Instituto Valenciano de Investigaciones Agrarias, 46113 Moncada, Valencia, Spain.
J Virol Methods. 2011 Sep;176(1-2):32-7. doi: 10.1016/j.jviromet.2011.05.027. Epub 2011 May 27.
A quantitative real-time reverse transcription-polymerase chain reaction (RT-qPCR) procedure using a general primer set and three TaqMan(®)MGB probes was developed for general and genotype-specific detection and quantitation of the genomic M segment of Tomato spotted wilt virus (TSWV). Standard curves using RNA transcripts homologous to the three probes allowed reproducible quantitative assays with a wide dynamic range (10(3)-10(10) TSWV M segment RNA copies/ng of total RNA) and high sensitivity. This protocol was assayed with a battery of TSWV isolates, covering the range of the present known genetic variation, in single and/or mix infections in three plant hosts, as well as in the thrips vector Frankliniella occidentalis. This quantitative detection assay will be a valuable tool for molecular biology and epidemiology studies, diagnosis and disease control.

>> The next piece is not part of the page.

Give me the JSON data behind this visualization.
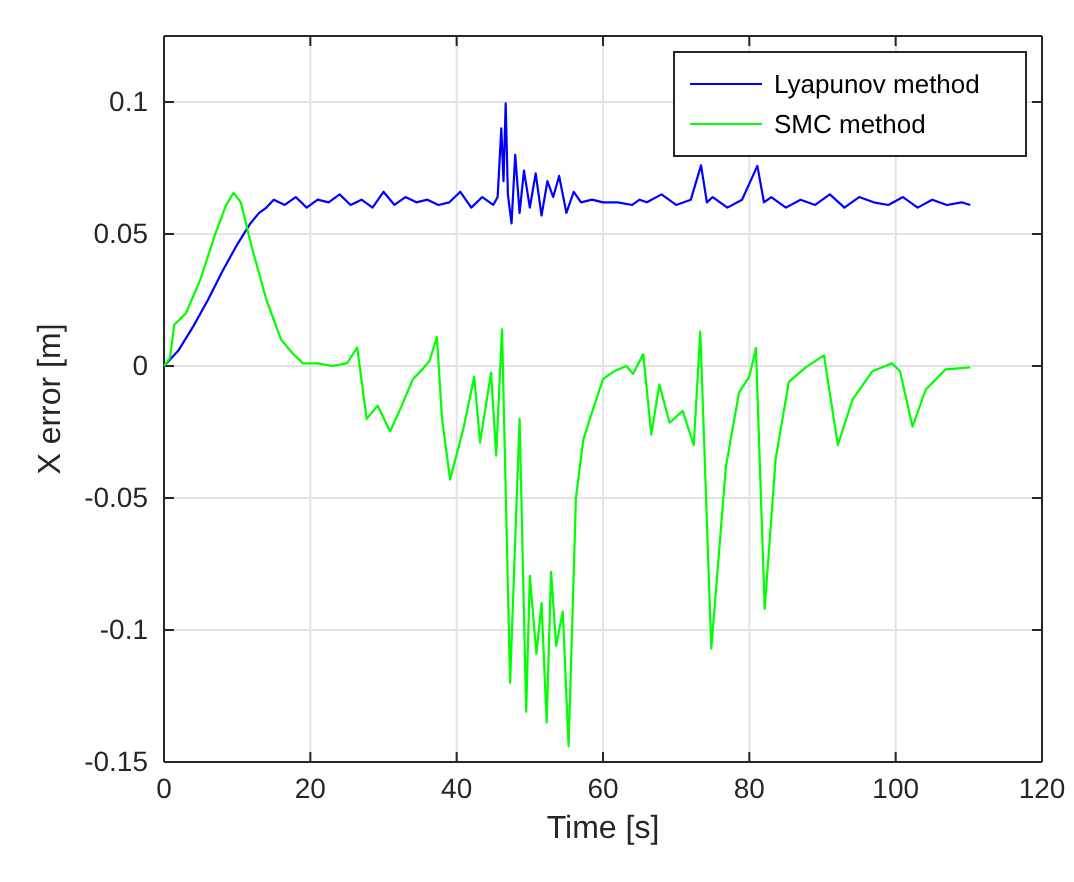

建立了一种使用通用引物和三种 TaqMan(®)MGB 探针的定量实时逆转录聚合酶链反应(RT-qPCR)程序,用于番茄斑萎病毒(TSWV)基因组 M 片段的通用和基因型特异性检测和定量。使用与三种探针同源的 RNA 转录本制作标准曲线,可以进行重复性好、动态范围宽(10(3)-10(10) TSWV M 片段 RNA 拷贝/ng 总 RNA)且灵敏度高的定量检测。该方案在三种植物宿主的单种或混合感染中,以及在蓟马传播媒介西方花蓟马中,对一系列涵盖目前已知遗传变异范围的 TSWV 分离株进行了检测。这种定量检测方法将成为分子生物学和流行病学研究、诊断和疾病控制的有用工具。